J’affirmerai, en ce qui me concerne, que ce qui se joue aux Etats Unis d’Amérique est l’accomplissement de l’Europe en ses dimensions les plus fécondes. Les idéaux américains, comme l’a noté l’historien Paul Johnson dans  » A History of the American People « , sont les idéaux européens portés plus loin, strictement et simplement.

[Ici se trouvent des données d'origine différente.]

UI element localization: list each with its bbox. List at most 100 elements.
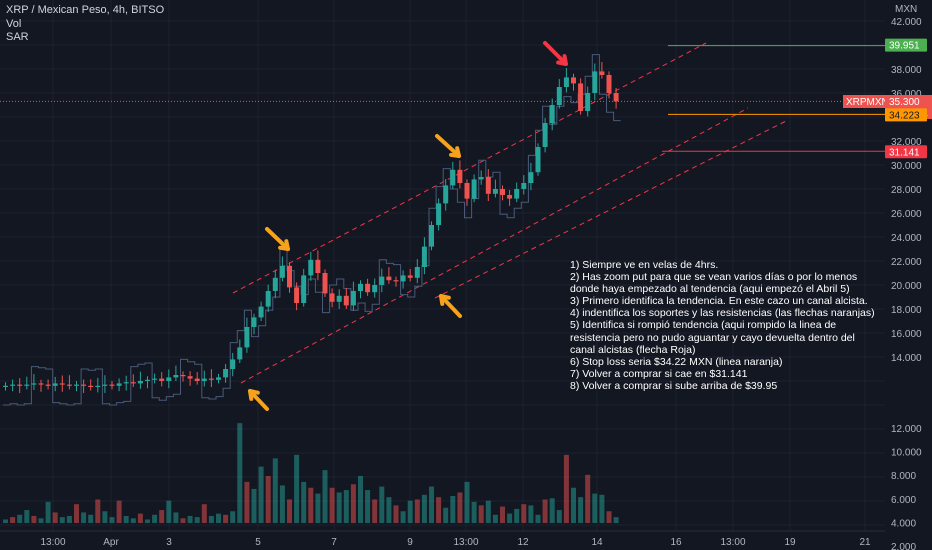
volume-bar — [45, 501, 51, 523]
volume-bar — [88, 514, 94, 523]
volume-bar — [485, 500, 491, 523]
volume-bar — [152, 514, 158, 523]
candle-body — [343, 295, 349, 306]
volume-bar — [194, 517, 200, 523]
candle-body — [109, 384, 115, 386]
candle-body — [585, 93, 591, 111]
candle-body — [578, 83, 584, 111]
candle-body — [145, 379, 150, 381]
time-tick: 21 — [859, 537, 871, 548]
volume-bar — [436, 497, 442, 523]
volume-bar — [549, 498, 555, 523]
candle-body — [372, 285, 378, 293]
volume-bar — [492, 514, 498, 523]
price-tick: 20.000 — [891, 281, 922, 292]
sar-indicator-label[interactable]: SAR — [6, 31, 29, 43]
volume-bar — [571, 487, 576, 523]
candle-body — [329, 293, 335, 302]
volume-bar — [443, 507, 449, 523]
candle-body — [279, 265, 285, 278]
price-tick: 8.000 — [891, 471, 916, 482]
volume-indicator-label[interactable]: Vol — [6, 18, 22, 30]
analysis-note[interactable]: 1) Siempre ve en velas de 4hrs. 2) Has zo… — [570, 259, 875, 392]
price-tick: 6.000 — [891, 495, 916, 506]
support-badge-bg — [885, 145, 927, 159]
volume-bar — [223, 514, 229, 523]
volume-bar — [336, 492, 342, 523]
note-line: 5) Identifica si rompió tendencia (aqui … — [570, 319, 858, 356]
candle-body — [414, 267, 420, 278]
volume-bar — [24, 510, 30, 523]
symbol-tag-bg — [843, 95, 885, 108]
price-tick: 32.000 — [891, 137, 922, 148]
price-levels — [0, 45, 885, 152]
volume-bar — [123, 515, 129, 523]
candle-body — [322, 273, 328, 294]
arrow-head — [556, 54, 568, 66]
volume-bar — [599, 494, 605, 523]
support-badge-text: 31.141 — [889, 147, 920, 158]
stop-loss-badge-text: 34.223 — [889, 110, 920, 121]
candle-body — [173, 375, 179, 378]
stop-loss-badge-bg — [885, 108, 927, 122]
volume-bar — [521, 504, 527, 523]
symbol-title[interactable]: XRP / Mexican Peso, 4h, BITSO — [6, 4, 165, 16]
symbol-tag: XRPMXN — [843, 95, 889, 108]
channel-upper-line — [232, 42, 707, 294]
volume-bar — [329, 487, 335, 523]
time-tick: 16 — [670, 537, 682, 548]
time-tick: Apr — [103, 537, 119, 548]
time-tick: 12 — [517, 537, 529, 548]
candle-body — [549, 105, 555, 123]
volume-bar — [556, 510, 562, 523]
volume-bar — [407, 500, 413, 523]
candle-body — [457, 169, 463, 183]
candle-body — [116, 383, 122, 386]
candle-body — [450, 169, 456, 186]
candle-body — [521, 183, 527, 189]
time-tick: 5 — [255, 537, 261, 548]
resistance-badge-bg — [885, 38, 927, 52]
candle-body — [208, 378, 214, 380]
price-tick: 26.000 — [891, 209, 922, 220]
volume-bar — [102, 511, 108, 523]
candle-body — [137, 381, 143, 384]
volume-bar — [145, 519, 150, 523]
candle-body — [599, 71, 605, 75]
candle-body — [535, 147, 541, 173]
time-tick: 7 — [331, 537, 337, 548]
annotation-arrows — [248, 41, 568, 411]
note-line: 3) Primero identifica la tendencia. En e… — [570, 295, 868, 308]
candle-body — [500, 189, 505, 195]
volume-bar — [528, 505, 534, 523]
arrow-icon — [543, 41, 568, 66]
candle-body — [223, 369, 229, 378]
price-tick: 12.000 — [891, 424, 922, 435]
time-tick: 19 — [784, 537, 796, 548]
time-axis[interactable]: 13:00 Apr 3 5 7 9 13:00 12 14 16 13:00 19 21 — [0, 530, 885, 548]
volume-bar — [137, 513, 143, 523]
candle-body — [265, 291, 271, 307]
support-badge: 31.141 — [885, 145, 927, 159]
volume-bar — [3, 519, 8, 523]
price-tick: 38.000 — [891, 65, 922, 76]
candle-body — [258, 306, 264, 318]
candle-body — [31, 383, 37, 385]
note-line: 1) Siempre ve en velas de 4hrs. — [570, 259, 719, 271]
candle-body — [194, 378, 200, 381]
resistance-badge-text: 39.951 — [889, 41, 920, 52]
volume-bar — [421, 494, 427, 523]
volume-bar — [244, 481, 250, 523]
price-tick: 16.000 — [891, 329, 922, 340]
candle-body — [492, 189, 498, 194]
volume-bar — [216, 513, 221, 523]
volume-bar — [578, 497, 584, 523]
volume-bar — [173, 512, 179, 523]
candles — [3, 62, 619, 393]
price-tick: 4.000 — [891, 518, 916, 529]
candle-body — [237, 347, 243, 360]
volume-bar — [159, 510, 165, 523]
price-axis[interactable]: MXN42.00040.00038.00036.00034.00032.0003… — [885, 0, 932, 550]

J’affirmerai que l’accomplissement de l’Europe en ses dimensions les plus fécondes, des deux côtés de l’Atlantique et bien au-delà, a constitué et constitue toujours ce qu’on nomme : la civilisation occidentale.
J’affirmerai, en conséquence, qu’Etats Unis d’Amérique et Europe sont liés par des liens très anciens et très profonds que nul ne peut délier ou dénier.

Comprendre ce qui se joue permet de voir pourquoi, en théorie ou en pratique, l’anti-américanisme peut toujours être reconduit à un rejet de la civilisation occidentale et par conséquent, à bien y regarder, de la civilisation européenne. Je ne connais pas, pourrais-je dire en paraphrasant le philosophe chrétien Jacques Maritain, d’Européen qui tienne un discours anti-américain, et qui ne soit transi de haine ou de mépris pour des pans entiers de sa propre civilisation. Comprendre permet de discerner aussi pourquoi tandis qu’en termes de puissance, de prospérité et d’influence culturelle, les Etats Unis d’Amérique l’emportent sur l’Europe, et pourquoi l’Europe s’américanise tandis que monte en elle le discours anti-américain.

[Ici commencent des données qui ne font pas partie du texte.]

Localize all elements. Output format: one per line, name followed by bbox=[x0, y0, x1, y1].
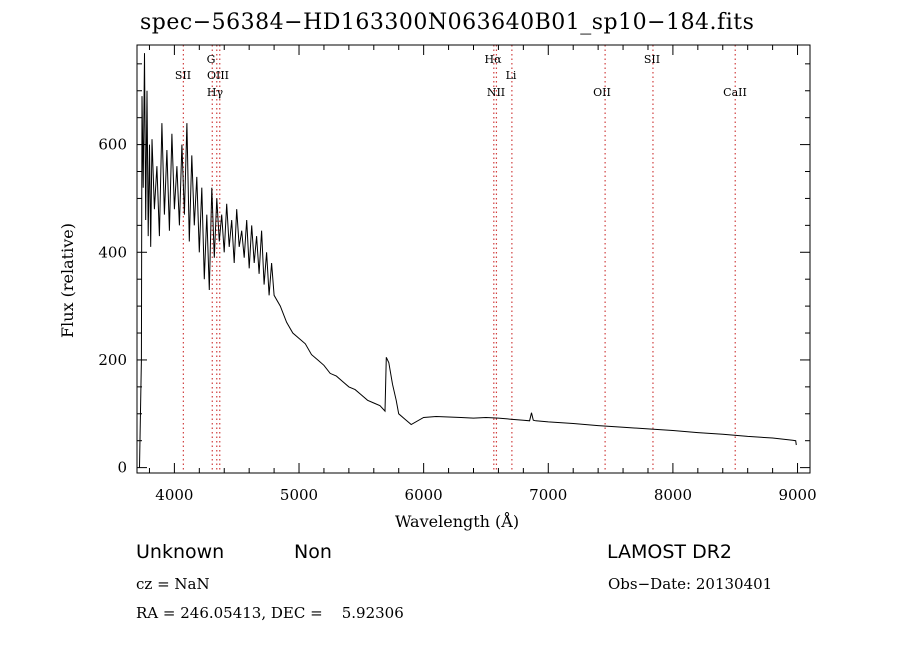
line-marker-label-3: Hγ bbox=[207, 86, 224, 99]
x-tick-label: 5000 bbox=[280, 486, 318, 504]
plot-frame bbox=[136, 44, 811, 474]
line-marker-label-7: OII bbox=[593, 86, 611, 99]
subclass-label: Non bbox=[294, 541, 332, 563]
y-tick-label: 200 bbox=[98, 351, 127, 369]
chart-title: spec−56384−HD163300N063640B01_sp10−184.f… bbox=[140, 10, 755, 35]
line-marker-label-6: Li bbox=[506, 69, 517, 82]
x-axis-label: Wavelength (Å) bbox=[395, 512, 520, 531]
line-marker-label-5: NII bbox=[487, 86, 505, 99]
y-tick-label: 400 bbox=[98, 243, 127, 261]
line-marker-label-0: SII bbox=[175, 69, 191, 82]
y-axis-label: Flux (relative) bbox=[58, 223, 77, 338]
x-tick-label: 6000 bbox=[405, 486, 443, 504]
y-tick-label: 600 bbox=[98, 136, 127, 154]
coordinates-text: RA = 246.05413, DEC = 5.92306 bbox=[136, 604, 404, 622]
line-marker-label-9: CaII bbox=[723, 86, 747, 99]
line-marker-label-8: SII bbox=[644, 53, 660, 66]
spectrum-line bbox=[139, 53, 797, 468]
line-marker-label-4: Hα bbox=[484, 53, 502, 66]
cz-text: cz = NaN bbox=[136, 575, 210, 593]
obs-date-text: Obs−Date: 20130401 bbox=[608, 575, 773, 593]
x-tick-label: 8000 bbox=[654, 486, 692, 504]
survey-label: LAMOST DR2 bbox=[607, 541, 732, 563]
y-tick-label: 0 bbox=[117, 459, 127, 477]
line-marker-label-1: G bbox=[207, 53, 216, 66]
line-marker-label-2: OIII bbox=[207, 69, 229, 82]
x-tick-label: 7000 bbox=[529, 486, 567, 504]
x-tick-label: 9000 bbox=[778, 486, 816, 504]
class-label: Unknown bbox=[136, 541, 225, 563]
x-tick-label: 4000 bbox=[155, 486, 193, 504]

Le meilleur de l’esprit occidental.

Les Etats Unis ont su préserver mieux que l’Europe le meilleur de l’esprit occidental. Les Européens s’éloignent parfois dangereusement de cet esprit et connaissent un relatif déclin. Ce déclin peut être combattu : mais le combat contre le déclin n’a des chances d’être victorieux que si l’on identifie ce qui l’a provoqué, et si l’on ne se trompe pas d’ennemi. Nombre de ceux qui se lamentent face à l’influence de l’Amérique et appellent l’Europe au sursaut feraient bien de voir qu’en incitant à une division entre Européens planétaires, ils ne font que renforcer le déclin de l’Europe tout en préparant le terrain aux ennemis de l’occidentalité qui se trouvent être aussi, et ce n’est pas un hasard, des ennemis de l’idée que nous pouvons encore nous faire de la liberté individuelle et de la dignité de l’Homme.

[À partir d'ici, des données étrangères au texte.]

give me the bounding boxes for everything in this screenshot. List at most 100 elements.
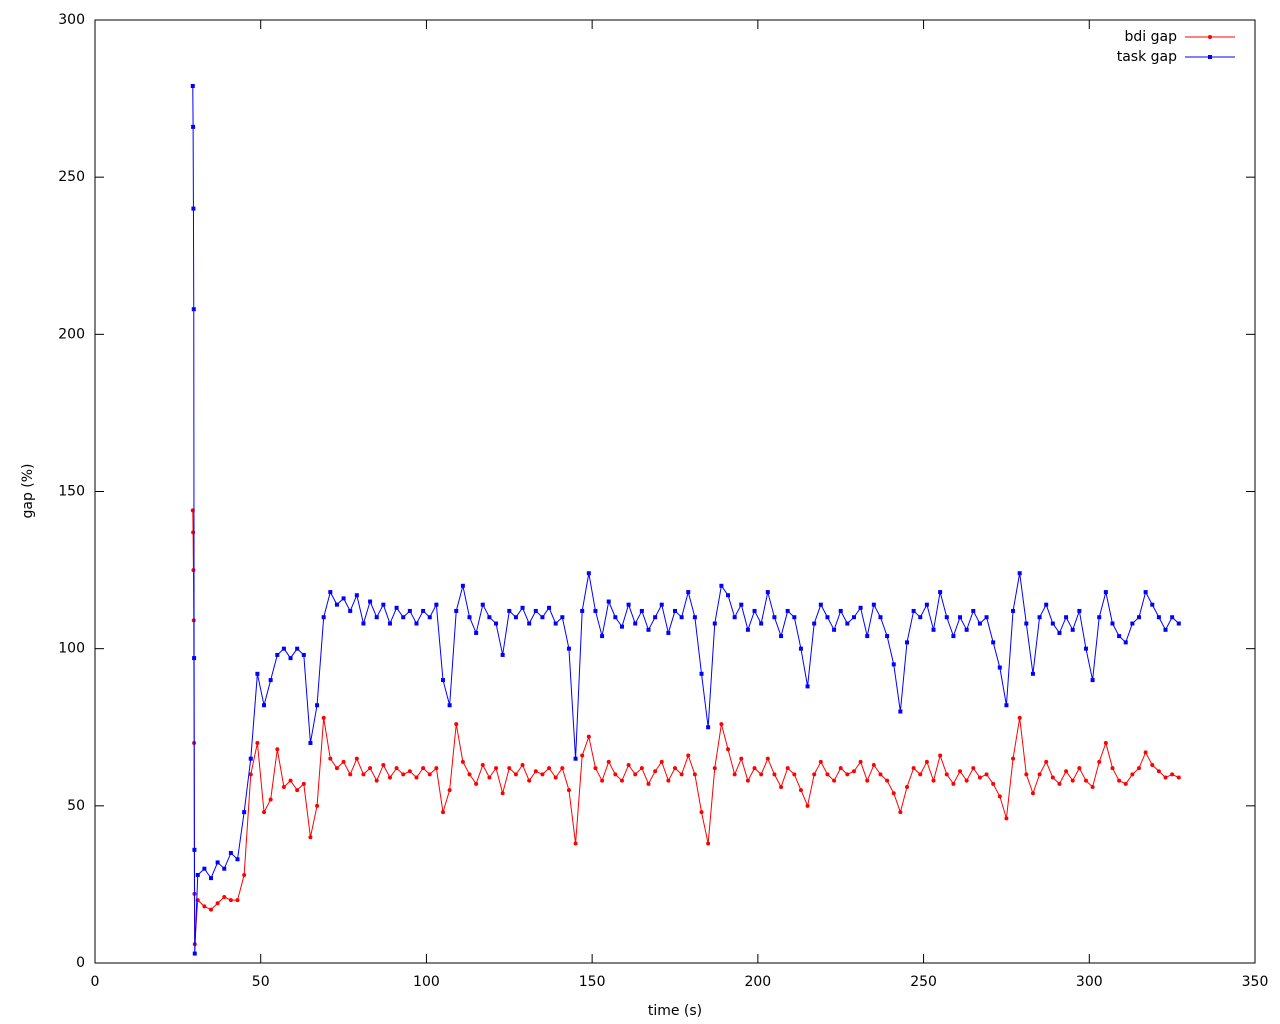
data-point [1170, 615, 1175, 620]
data-point [222, 894, 227, 899]
y-tick-label: 100 [58, 641, 85, 657]
data-point [739, 756, 744, 761]
data-point [361, 621, 366, 626]
data-point [865, 634, 870, 639]
data-point [387, 621, 392, 626]
data-point [315, 803, 320, 808]
data-point [540, 615, 545, 620]
data-point [381, 762, 386, 767]
data-point [653, 769, 658, 774]
data-point [513, 615, 518, 620]
data-point [1130, 772, 1135, 777]
data-point [547, 605, 552, 610]
data-point [898, 709, 903, 714]
x-tick-label: 250 [910, 974, 937, 990]
data-point [679, 615, 684, 620]
data-point [275, 652, 280, 657]
data-point [1044, 602, 1049, 607]
data-point [885, 634, 890, 639]
data-point [944, 772, 949, 777]
data-point [1103, 740, 1108, 745]
data-point [494, 621, 499, 626]
data-point [600, 634, 605, 639]
data-point [255, 671, 260, 676]
data-point [692, 772, 697, 777]
data-point [666, 630, 671, 635]
data-point [460, 583, 465, 588]
data-point [295, 788, 300, 793]
data-point [1017, 715, 1022, 720]
data-point [1017, 571, 1022, 576]
data-point [871, 602, 876, 607]
data-point [792, 615, 797, 620]
data-point [1123, 781, 1128, 786]
data-point [507, 608, 512, 613]
data-point [1011, 756, 1016, 761]
data-point [1123, 640, 1128, 645]
data-point [977, 775, 982, 780]
data-point [971, 766, 976, 771]
data-point [315, 703, 320, 708]
data-point [606, 599, 611, 604]
data-point [759, 772, 764, 777]
data-point [447, 788, 452, 793]
data-point [633, 621, 638, 626]
data-point [228, 850, 233, 855]
x-tick-label: 350 [1242, 974, 1269, 990]
x-tick-label: 150 [579, 974, 606, 990]
data-point [191, 568, 196, 573]
data-point [1143, 590, 1148, 595]
x-tick-label: 0 [91, 974, 100, 990]
data-point [520, 605, 525, 610]
data-point [467, 615, 472, 620]
data-point [719, 722, 724, 727]
data-point [745, 627, 750, 632]
data-point [805, 803, 810, 808]
data-point [288, 778, 293, 783]
data-point [321, 615, 326, 620]
data-point [878, 615, 883, 620]
data-point [215, 901, 220, 906]
data-point [785, 766, 790, 771]
y-tick-label: 300 [58, 12, 85, 28]
data-point [334, 766, 339, 771]
data-point [192, 847, 197, 852]
data-point [679, 772, 684, 777]
data-point [1090, 784, 1095, 789]
data-point [573, 756, 578, 761]
data-point [726, 747, 731, 752]
data-point [871, 762, 876, 767]
data-point [560, 615, 565, 620]
data-point [639, 766, 644, 771]
data-point [560, 766, 565, 771]
data-point [991, 640, 996, 645]
data-point [1097, 759, 1102, 764]
data-point [520, 762, 525, 767]
data-point [1137, 766, 1141, 771]
data-point [646, 627, 651, 632]
data-point [301, 652, 306, 657]
data-point [739, 602, 744, 607]
data-point [673, 608, 677, 613]
data-point [951, 781, 956, 786]
data-point [805, 684, 810, 689]
data-point [381, 602, 386, 607]
data-point [586, 571, 591, 576]
data-point [328, 590, 333, 595]
data-point [984, 772, 989, 777]
data-point [911, 766, 916, 771]
data-point [262, 703, 267, 708]
data-point [262, 810, 267, 815]
data-point [1090, 678, 1095, 683]
data-point [1176, 621, 1181, 626]
data-point [1024, 772, 1029, 777]
data-point [858, 605, 863, 610]
data-point [878, 772, 883, 777]
data-point [958, 769, 963, 774]
data-point [1110, 766, 1115, 771]
data-point [1137, 615, 1141, 620]
data-point [984, 615, 989, 620]
data-point [421, 608, 426, 613]
data-point [633, 772, 638, 777]
data-point [553, 621, 558, 626]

Si l’on prend les choses sous un angle strictement stratégique ou géopolitique, la division entre européens planétaires apparaît comme susceptible d’être plus catastrophique encore. L’Europe déclinante dans laquelle nous vivons n’a, de facto, pas les moyens de sa défense et ne reste forte que dans une alliance avec l’Amérique, et seule cette alliance pourra permettre dans le court et le moyen terme à l’Europe de rester elle-même, libre, digne, et si possible vigilante face aux vrais dangers qui la menacent.

Comme l’écrit Samuel Huntington dans  » The Clash of Civilizations and the Remaking of World Order  » : « Si l’Amérique et l’Europe renouvellent leur vie morale, construite sur leur communauté de culture, et développent des formes d’intégration politique et économique proches susceptibles de s’ajouter à leur collaboration dans le domaine de la sécurité dans le cadre de l’Otan, elles pourraient générer une troisième phase de richesse économique et d’influence politique occidentale ». Si le renouvellement et l’intégration ne se font pas, les plus grands doutes existent quant à l’existence d’un avenir.

Références.

Robert Conquest, « Reflections on a Ravaged Century » (W.W.Norton). F.A. Hayek, « Droit, législation et liberté » (PUF).
Samuel P. Huntington, « The Clash of Civilizations and the Remaking of World Order » (Simon & Schuster, 1996).
Paul Johnson, « A History of the American People » (Harper Collins). Jacques Maritain, « Carnet de notes » (Desclée de Brouwer). J.M. Roberts, « The Triumph of the West » (Little, Brown). Jean Jacques Rosa, « L’erreur européenne » (Grasset).